総括安全衛生管理者は事業場のトップが就任するものなので、解任してしまうと、他に総括安全衛生管理者になれるものはいないので、空席になってしまうので解任できないのである。
【労働安全衛生法】
(総括安全衛生管理者)
第10条 事業者は、政令で定める規模の事業場ごとに、厚生労働省令で定めるところにより、総括安全衛生管理者を選任し、その者に安全管理者、衛生管理者又は第二十五条の二第二項の規定により技術的事項を管理する者の指揮をさせるとともに、次の業務を統括管理させなければならない。
一~五 (略)
2 (略)
3 都道府県労働局長は、労働災害を防止するため必要があると認めるときは、総括安全衛生管理者の業務の執行について事業者に勧告することができる。
(安全管理者)
第11条 (第1項 略)
2労働基準監督署長は、労働災害を防止するため必要があると認めるときは、事業者に対し、安全管理者の増員又は解任を命ずることができる。
(衛生管理者)
第12条 (第1項 略)
2前条第2項の規定は、衛生管理者について準用する。
(元方安全衛生管理者)
第15条の2 (第1項 略)
2第11条第2項の規定は、元方安全衛生管理者について準用する。この場合において、同項中「事業者」とあるのは、「当該元方安全衛生管理者を選任した事業者」と読み替えるものとする。

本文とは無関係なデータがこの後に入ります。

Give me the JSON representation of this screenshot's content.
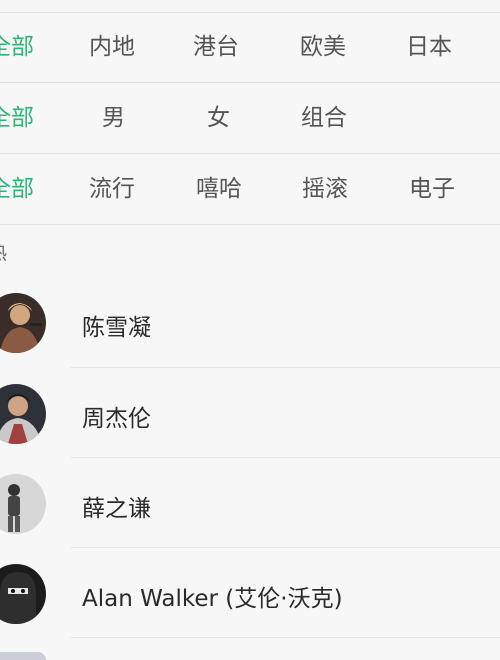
{
  "filters": {
    "region": [
      "全部",
      "内地",
      "港台",
      "欧美",
      "日本"
    ],
    "gender": [
      "全部",
      "男",
      "女",
      "组合"
    ],
    "genre": [
      "全部",
      "流行",
      "嘻哈",
      "摇滚",
      "电子"
    ]
  },
  "hot_section": {
    "label": "热"
  },
  "artists": [
    {
      "name": "陈雪凝",
      "avatar_icon": "person-avatar-icon"
    },
    {
      "name": "周杰伦",
      "avatar_icon": "person-avatar-icon"
    },
    {
      "name": "薛之谦",
      "avatar_icon": "person-avatar-icon"
    },
    {
      "name": "Alan Walker (艾伦·沃克)",
      "avatar_icon": "person-avatar-icon"
    }
  ],
  "colors": {
    "accent": "#2bb673",
    "background": "#f7f7f7",
    "inactive_text": "#555555"
  }
}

(5)誤り。安衛則第12条の3第1項(第二号)により、原則としてその事業場に専属の者でない者を安全衛生推進者に選任することはできないが、労働安全コンサルタント又は労働衛生コンサルタントについては非専属のものを(1名に限り)選任することができる。
安全衛生推進者の専属要件について、安全コンサルタントと衛生コンサルタントで区別をするわけがないだろう。
【労働安全衛生法】
(安全衛生推進者等)
第12条の2 事業者は、第11条第1項の事業場及び前条第1項の事業場以外の事業場で、厚生労働省令で定める規模のものごとに、厚生労働省令で定めるところにより、安全衛生推進者(第11条第1項の政令で定める業種以外の業種の事業場にあつては、衛生推進者)を選任し、その者に第10条第1項各号の業務(第25条の2第2項の規定により技術的事項を管理する者を選任した場合においては、同条第1項各号の措置に該当するものを除くものとし、第11条第1項の政令で定める業種以外の業種の事業場にあつては、衛生に係る業務に限る。)を担当させなければならない。
【労働安全衛生規則】
(安全衛生推進者等の選任)
第12条の3 法第12条の2の規定による安全衛生推進者又は衛生推進者(以下「安全衛生推進者等」という。)の選任は、都道府県労働局長の登録を受けた者が行う講習を修了した者その他法第10条第1項各号の業務(衛生推進者にあつては、衛生に係る業務に限る。)を担当するため必要な能力を有すると認められる者のうちから、次に定めるところにより行わなければならない。
一 (略)
二 その事業場に専属の者を選任すること。ただし、労働安全コンサルタント、労働衛生コンサルタントその他厚生労働大臣が定める者のうちから選任するときは、この限りでない。